Frequently Asked Questions
The information below is specific to our in-person Animal Law MSL program. For details regarding our online Animal Law MSL program, go here.
Applying & Admissions to the in-person Animal Law MSL program
In order to be successful in our program, students must have excellent English comprehension and writing skills. Like most U.S. law schools, our program requires extensive reading and writing on a daily basis. Applicants can meet the English proficiency in one of the following ways:
1) if English was the primary language of their university education and the official language of the country in which the university is located;
2) if English was the primary language of their university education and if their university is accredited by a U.S. regional accrediting agency;
3) a minimum IELTS score of 8; or
4) a minimum internet-based TOEFL score of 100.
Due to the considerable need for scholarship support to make the LLM Program feasible for many of our applicants and the time needed to process visa applications for international students, admitted students who have been offered a scholarship will be given approximately two weeks to accept or decline an offer of admission. The letter of admission will state how long the applicant has.
Program Costs & Scholarship Opportunities
U.S. citizens and permanent residents are eligible for financial aid awards provided through the Free Application for Federal Student Aid (FAFSA).
All eligible students should submit the FAFSA any time after October 1 of the year before they intend to start law school. Having a FAFSA on file ensures eligible students access to low interest federal loans and the federal work-study program. Loan amounts are determined by the Office of Financial Aid using the information you provide in the FAFSA form.

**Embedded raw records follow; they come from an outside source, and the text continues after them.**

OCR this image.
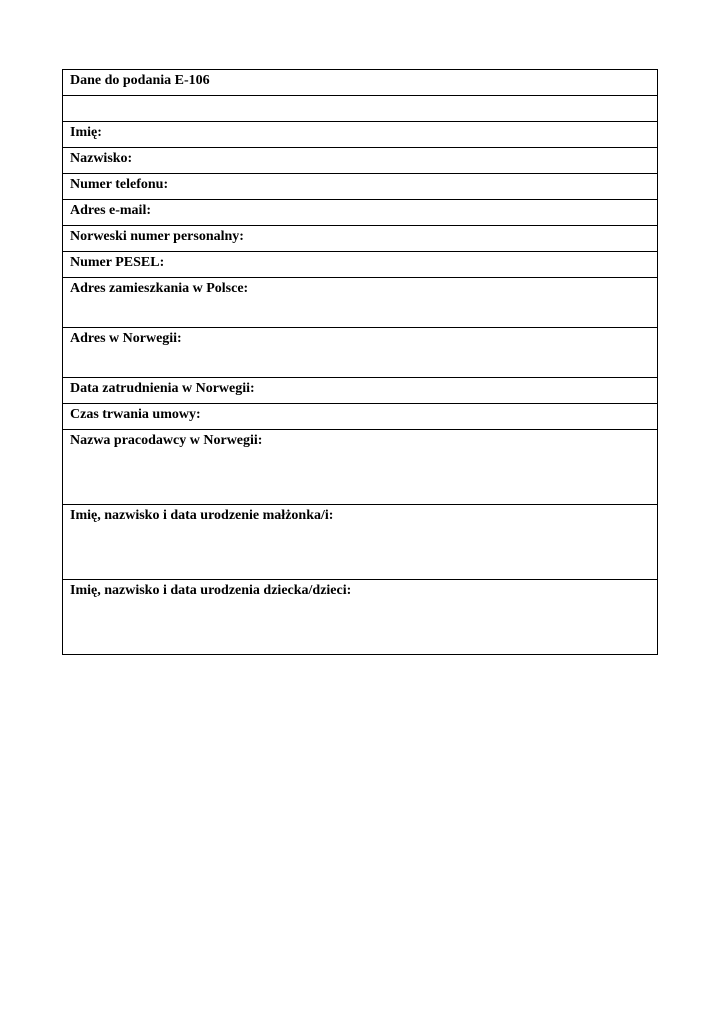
Dane do podania E-106

Imię:
Nazwisko:
Numer telefonu:
Adres e-mail:
Norweski numer personalny:
Numer PESEL:
Adres zamieszkania w Polsce:
Adres w Norwegii:
Data zatrudnienia w Norwegii:
Czas trwania umowy:
Nazwa pracodawcy w Norwegii:
Imię, nazwisko i data urodzenie małżonka/i:
Imię, nazwisko i data urodzenia dziecka/dzieci:
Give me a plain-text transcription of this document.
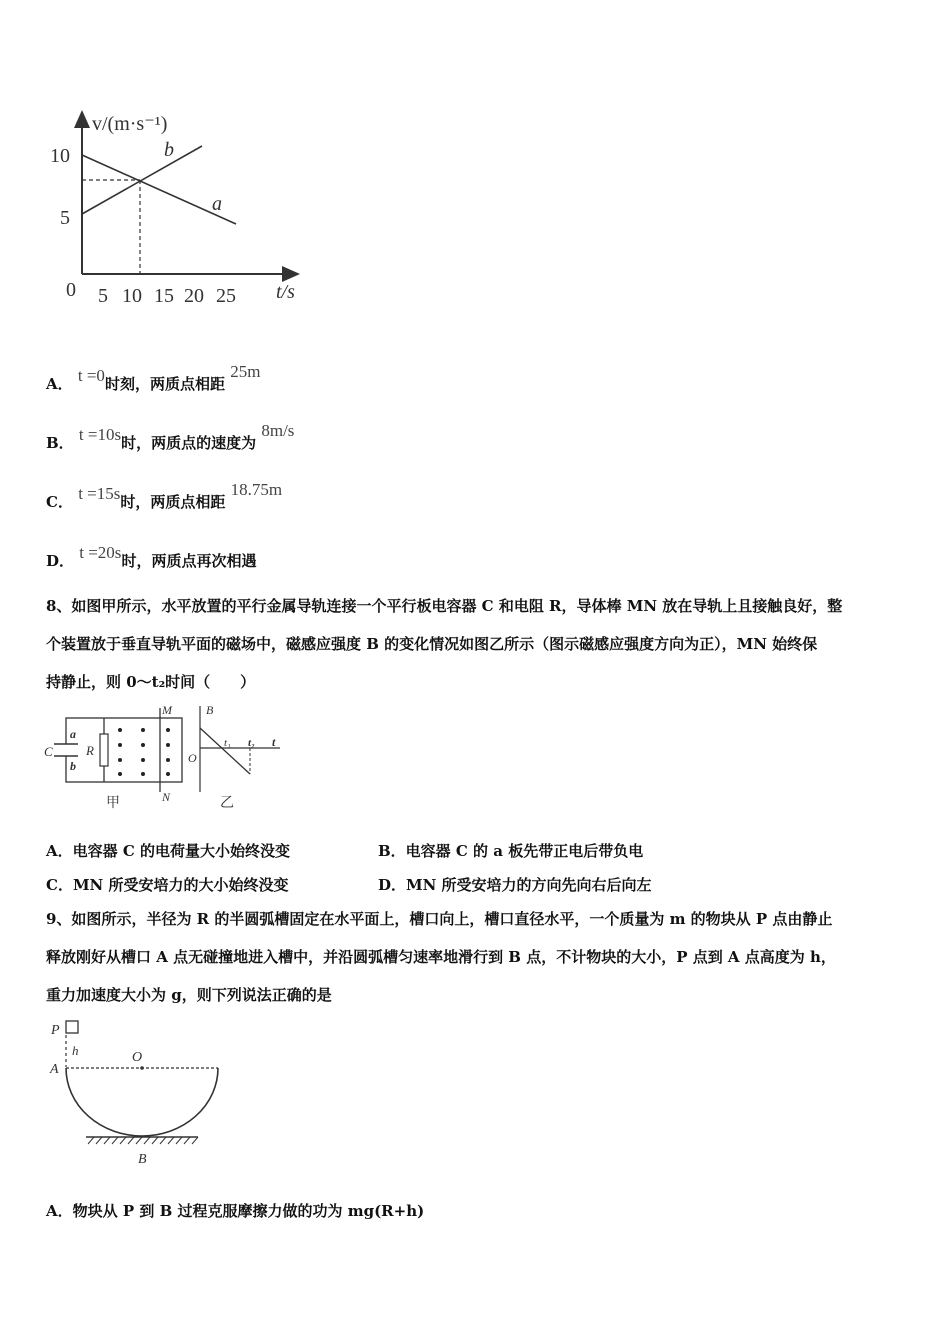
v/(m·s⁻¹)
10
5
0 5 10 15 20 25 t/s
b
a
A． t =0时刻，两质点相距 25m
B． t =10s时，两质点的速度为 8m/s
C． t =15s时，两质点相距 18.75m
D． t =20s时，两质点再次相遇
8、如图甲所示，水平放置的平行金属导轨连接一个平行板电容器 C 和电阻 R，导体棒 MN 放在导轨上且接触良好，整
个装置放于垂直导轨平面的磁场中，磁感应强度 B 的变化情况如图乙所示（图示磁感应强度方向为正），MN 始终保
持静止，则 0～t₂时间（　　）
C
a
b
R
M
N
甲
B
O
t₁ t₂ t
乙
A．电容器 C 的电荷量大小始终没变	B．电容器 C 的 a 板先带正电后带负电
C．MN 所受安培力的大小始终没变	D．MN 所受安培力的方向先向右后向左
9、如图所示，半径为 R 的半圆弧槽固定在水平面上，槽口向上，槽口直径水平，一个质量为 m 的物块从 P 点由静止
释放刚好从槽口 A 点无碰撞地进入槽中，并沿圆弧槽匀速率地滑行到 B 点，不计物块的大小，P 点到 A 点高度为 h，
重力加速度大小为 g，则下列说法正确的是
P
h	O
A
B
A．物块从 P 到 B 过程克服摩擦力做的功为 mg(R+h)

Although no financial aid award will be made until after a student is admitted, we strongly recommend filing a FAFSA at the same time as you apply for admission.
To learn more about the FAFSA and how to file, visit our Tuition & Financial Aid department page here.
Whether or not they have been awarded a scholarship, all international candidates must demonstrate they have sufficient personal funds to study in the U.S. under an F-1 student visa. The exact amount that needs to be demonstrated increases slightly each year as tuition and other costs rise.
In recent years, applicants paying full tuition have needed to demonstrate that they had approximately $47,000 for tuition expenses and $31,000 for non-tuition expenses, for a total of $78,000. The amount that applicants who have received a partial scholarship have had to show can be determined by deducting the amount of their award from this approximate total.
CALS regrets that it is unable to assist candidates in procuring funding beyond what is awarded in a scholarship.